- 29Sep
(Reuters) - New claims for jobless benefits hit a five-month low last week and the economy was a touch stronger in the second quarter than previously thought, the latest suggestions a new recession is not in the cards.
A gauge of future homes sales, however, showed the housing sector remained on the rocks last month.
Initial claims for state unemployment benefits fell 37,000 to a seasonally adjusted 391,000, the Labor Department said on Thursday, well below economists' expectations for 420,000. However, it cautioned its seasonal adjustments may have overstated the strength.
Separately, the Commerce Department said U.S. gross domestic product grew at an annual rate of 1.3 percent in the second quarter, up from the previously reported 1.0 percent. Consumer spending and export growth both were stronger than earlier estimated.
The GDP data "suggests the U.S. economy entered the third quarter on a slightly better footing. That encouraging news was reinforced by the larger-than-expected decline in jobless claims, which again cast doubt on the likelihood of the economy tipping back into recession," said Joe Manimbo, a senior market analyst at Travelex Global Payments in Washington.
U.S. stocks opened higher, bolstered by the data and growing confidence in Europe's response to its debt crisis. The dollar edged higher against the yen, while prices for U.S. government debt dropped.
Political haggling in Washington over budget policy and the deepening debt crisis in Europe had eroded confidence, leaving the U.S. economy on the brink of a new recession.
A survey of U.S. chief executives released by the Business Roundtable on Thursday showed their views of the economy's prospects deteriorating in the third quarter, with the number who expect to cut jobs roughly doubling.
Faced with a weak recovery, the Federal Reserve last week announced a new measure designed to push long-term borrowing costs lower by shifting assets on its balance sheet.
In speech on Wednesday, Fed Chairman Ben Bernanke said the U.S. central bank might need to ease monetary policy further if inflation or inflation expectations fell significantly.
The revision to GDP was a touch above economists' expectations for a 1.2 percent pace, and marked a welcome acceleration after a troubling 0.4 percent expansion in the first three months of the year.
Another report from the Labor Department showed the U.S. economy likely created 192,000 more jobs in the year through March than previously estimated.
QUESTIONS ON CLAIMS
The drop in initial claims for unemployment benefits took them below 400,000 for the first time since early August. The department, however, said the weakness of the labor market in recent years may have led the model it uses to adjust the data for seasonal fluctuations to overstate the report's strength.
Still, the total number of unemployed still claiming benefits after an initial week of aid fell to 3.73 million in the week ended September 17 from 3.75 million a week earlier.
The September 17 week corresponds with the survey period for the department's household employment measure, which is used to construct the national unemployment rate.
In August, the jobless rate remained stuck at 9.1 percent with a separate survey of employers showing hiring ground to a halt, which ratcheted up recession fears.
More recent data has tempered those worries.

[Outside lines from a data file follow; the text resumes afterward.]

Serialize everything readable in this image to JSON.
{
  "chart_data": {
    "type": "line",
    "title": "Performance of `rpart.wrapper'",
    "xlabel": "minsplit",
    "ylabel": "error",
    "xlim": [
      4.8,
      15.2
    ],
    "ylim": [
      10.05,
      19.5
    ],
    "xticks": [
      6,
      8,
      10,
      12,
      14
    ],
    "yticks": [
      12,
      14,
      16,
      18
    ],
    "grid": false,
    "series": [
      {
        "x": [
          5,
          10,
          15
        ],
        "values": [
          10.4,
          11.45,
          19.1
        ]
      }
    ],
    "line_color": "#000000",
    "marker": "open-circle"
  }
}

Factory output continues to expand and businesses have maintained their appetite for spending on capital goods.
Housing, however, remains a weak spot.
The National Association of Realtors said its index of pending home sales, based on contracts signed in August, fell 1.2 percent to 88.6, its lowest since April.
NAR said contract signings, which usually precede actual closings by a month or two, were held back by tight credit and, in the Northeast, by Hurricane Irene.
With millions of Americans locked into mortgages worth more than their homes, historically low interest rates are failing to lift sales. Freddie Mac said on Thursday that the average rate on U.S. 30-year fixed rate mortgages fell to a record low 4.01 percent this week.
ENCOURAGING DETAILS
Details of the GDP report were consistent with an economy that is on a slow growth track rather than sliding back into recession.
Consumer spending growth and export growth were both revised up, while import growth was slower than previously estimated. In addition, businesses accumulated fewer inventories than previously estimated, which should support growth in the current quarter.
Business spending was also revised higher, with spending on nonresidential structures the fastest since the third quarter of 2007.
After-tax corporate profits rose at a 4.3 percent rate, the largest increase in a year.